Kerans ne réagit pas en entendant les derniers coups de feu ; il se souvenait de l’avertissement de Bodkin et de la nécessité de disparaître avec Strangman et son équipage. Bodkin avait choisi d’ignorer cette obligation et Kerans ne lui en gardait pas rancune. Il revint lentement vers le square où se trouvait toujours Béatrice, assise sur son amas de coussins, la tête de l’alligator posée par terre devant elle. Au moment où il l’atteignit, il entendit derrière des pas qui ralentissaient de façon menaçante ; la bande devint étrangement silencieuse.
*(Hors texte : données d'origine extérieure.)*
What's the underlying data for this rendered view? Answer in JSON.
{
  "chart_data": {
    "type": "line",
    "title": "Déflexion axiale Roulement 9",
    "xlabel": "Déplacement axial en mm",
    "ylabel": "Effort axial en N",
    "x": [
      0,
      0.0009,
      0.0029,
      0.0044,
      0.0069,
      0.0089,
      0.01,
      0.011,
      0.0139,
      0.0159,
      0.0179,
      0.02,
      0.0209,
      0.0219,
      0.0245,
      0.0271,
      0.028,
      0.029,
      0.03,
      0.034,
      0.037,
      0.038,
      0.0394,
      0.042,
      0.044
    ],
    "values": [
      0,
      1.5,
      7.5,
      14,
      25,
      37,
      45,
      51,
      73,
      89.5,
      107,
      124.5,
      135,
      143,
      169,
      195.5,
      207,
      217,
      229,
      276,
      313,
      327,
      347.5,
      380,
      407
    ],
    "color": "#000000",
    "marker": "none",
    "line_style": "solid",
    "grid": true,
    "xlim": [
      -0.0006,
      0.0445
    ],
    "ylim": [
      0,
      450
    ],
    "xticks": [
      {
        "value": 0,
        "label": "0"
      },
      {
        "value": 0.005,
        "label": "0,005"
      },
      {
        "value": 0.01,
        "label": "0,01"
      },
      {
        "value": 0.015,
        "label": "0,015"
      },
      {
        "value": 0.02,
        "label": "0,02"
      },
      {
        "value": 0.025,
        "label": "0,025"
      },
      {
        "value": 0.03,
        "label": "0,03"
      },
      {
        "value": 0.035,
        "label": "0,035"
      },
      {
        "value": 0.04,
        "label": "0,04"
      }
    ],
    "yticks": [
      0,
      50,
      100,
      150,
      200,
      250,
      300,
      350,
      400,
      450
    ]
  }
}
Il se détourna pour apercevoir Strangman qui avançait lentement, les lèvres tordues par un rictus. Le grand César et l’Amiral marchaient à ses côtés, les machettes remplaçant leurs fusils. Le reste de l’équipage s’était déployé en demi-cercle, dans l’expectative, manifestement satisfait de voir Kerans, le sorcier séparé de son thaumaturge rival, subir enfin le sort qu’il méritait.

— C’était plutôt stupide de la part de Bodkin, ne croyez-vous pas, docteur ? C’était aussi dangereux à vrai dire. Il s’en est fallu de bien peu que nous ne soyons tous noyés. (Strangman s’arrêta à quelques mètres de Kerans qu’il regarda d’un air maussade.) Vous connaissiez bien Bodkin, je suis surpris que vous n’ayez pas prévu cela. Je ne vois pas pourquoi je devrais prendre de nouveaux risques avec des biologistes fous.

Il était sur le point de faire un geste au grand César quand Béatrice bondit et se précipita vers Strangman.

— Strangman ! Pour l’amour du ciel, il suffit d’un. Arrêtez tout cela, nous ne vous ferons pas de mal ! Regardez, vous pouvez reprendre tout cela !

D’un geste brusque elle détacha la masse de colliers, arracha les diadèmes de ses cheveux et les jeta vers Strangman. Les repoussant avec colère, Strangman les envoya dans le ruisseau d’un coup de pied ; le grand César alla se placer derrière elle, la machette se balançant au-dessus de sa tête.